Announcing pythonwhois 2.0.0!

by admin

It took some work, but it’s finally done: pythonwhois 2.0.0!

pythonwhois is, simply put, a WTFPL-licensed library for retrieving and parsing WHOIS data for a domain. It’ll give you all the data in a nice, consistent, structured format – instead of the giant inconsistent mess that WHOIS responses normally are.

New in version 2.0.0:

  • pythonwhois can now parse registrant/contact data! All registrant and tech/admin/billing contact data is supported.
  • No more jwhois dependency! In fact, pythonwhois now has no dependencies at all aside from the Python standard library.
  • A commandline tool is now included. ‘pwhois’ will let you make WHOIS queries from a terminal, much like ‘whois’ and ‘jwhois’ – except pwhois will give you nicely formatted human-readable data! Here’s an example.
  • pythonwhois can now ‘normalize’ data. No more all-uppercase or all-lowercase WHOIS data! It will try to intelligently fix capitalization and some other stuff, so that you get consistent human-readable output. Of course this functionality is optional!
  • Retrieval and parsing have been separated. You can now just use half of the library, and let another application do the rest!
  • A testing harness has been added. This script will detect any unintended changes in WHOIS output, so that you can safely work on the parser without breaking things that worked before!
  • Documentation! There’s now full usage documentation (it’s also included in the repository, and uses ZippyDoc).
  • The parser has been improved to support many many more registries and registrar servers. Bug reports welcome!
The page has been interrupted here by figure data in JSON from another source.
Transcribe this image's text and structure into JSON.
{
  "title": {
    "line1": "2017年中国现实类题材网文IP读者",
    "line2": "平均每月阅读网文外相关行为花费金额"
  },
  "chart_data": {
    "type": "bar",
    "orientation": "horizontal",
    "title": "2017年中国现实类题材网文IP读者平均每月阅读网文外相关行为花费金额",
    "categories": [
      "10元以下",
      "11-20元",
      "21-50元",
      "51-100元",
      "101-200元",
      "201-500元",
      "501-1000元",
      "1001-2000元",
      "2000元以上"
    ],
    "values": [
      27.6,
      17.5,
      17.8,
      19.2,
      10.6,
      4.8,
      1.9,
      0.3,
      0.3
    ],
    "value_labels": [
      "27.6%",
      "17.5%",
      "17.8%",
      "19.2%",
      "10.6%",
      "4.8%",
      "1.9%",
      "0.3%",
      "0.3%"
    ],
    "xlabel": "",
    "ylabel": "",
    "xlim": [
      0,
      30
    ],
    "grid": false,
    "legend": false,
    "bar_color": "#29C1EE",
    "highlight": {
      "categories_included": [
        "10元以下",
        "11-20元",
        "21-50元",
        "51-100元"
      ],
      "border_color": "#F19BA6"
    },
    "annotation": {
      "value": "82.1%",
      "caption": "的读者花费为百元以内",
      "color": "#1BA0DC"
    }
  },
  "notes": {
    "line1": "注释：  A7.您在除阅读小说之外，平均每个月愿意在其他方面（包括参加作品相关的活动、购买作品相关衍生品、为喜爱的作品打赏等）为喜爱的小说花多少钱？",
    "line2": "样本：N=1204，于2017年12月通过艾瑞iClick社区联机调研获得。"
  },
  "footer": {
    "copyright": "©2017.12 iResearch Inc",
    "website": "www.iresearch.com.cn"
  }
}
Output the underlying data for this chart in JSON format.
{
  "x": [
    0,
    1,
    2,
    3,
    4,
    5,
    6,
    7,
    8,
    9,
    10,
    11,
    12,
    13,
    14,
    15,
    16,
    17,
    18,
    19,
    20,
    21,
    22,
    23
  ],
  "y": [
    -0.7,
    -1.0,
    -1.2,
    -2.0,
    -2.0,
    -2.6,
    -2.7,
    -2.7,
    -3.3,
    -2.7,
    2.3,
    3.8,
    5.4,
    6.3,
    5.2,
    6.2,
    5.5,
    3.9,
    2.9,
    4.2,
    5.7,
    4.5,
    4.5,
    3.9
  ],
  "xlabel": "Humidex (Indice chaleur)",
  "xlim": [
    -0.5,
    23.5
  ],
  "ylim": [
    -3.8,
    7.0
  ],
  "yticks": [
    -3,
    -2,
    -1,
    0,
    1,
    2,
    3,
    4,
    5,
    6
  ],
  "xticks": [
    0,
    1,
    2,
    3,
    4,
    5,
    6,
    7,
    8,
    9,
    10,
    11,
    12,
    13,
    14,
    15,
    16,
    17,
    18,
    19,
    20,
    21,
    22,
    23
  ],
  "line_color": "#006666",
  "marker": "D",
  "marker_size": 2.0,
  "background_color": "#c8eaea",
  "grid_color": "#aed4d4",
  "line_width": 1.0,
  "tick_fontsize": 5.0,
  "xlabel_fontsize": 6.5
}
To install it, just run `pip install pythonwhois`! Documentation can be found here.

If you want to upgrade from the previous version, you can run `pip install –upgrade pythonwhois` – however, the API has changed and your code will likely break. There’s more information about that here.

Update (17:13): Looks like I botched the get_whois() method in the 2.0.0 release. A 2.0.1 version has been released that rectifies this issue, and is available from PyPi. It should now work as documented.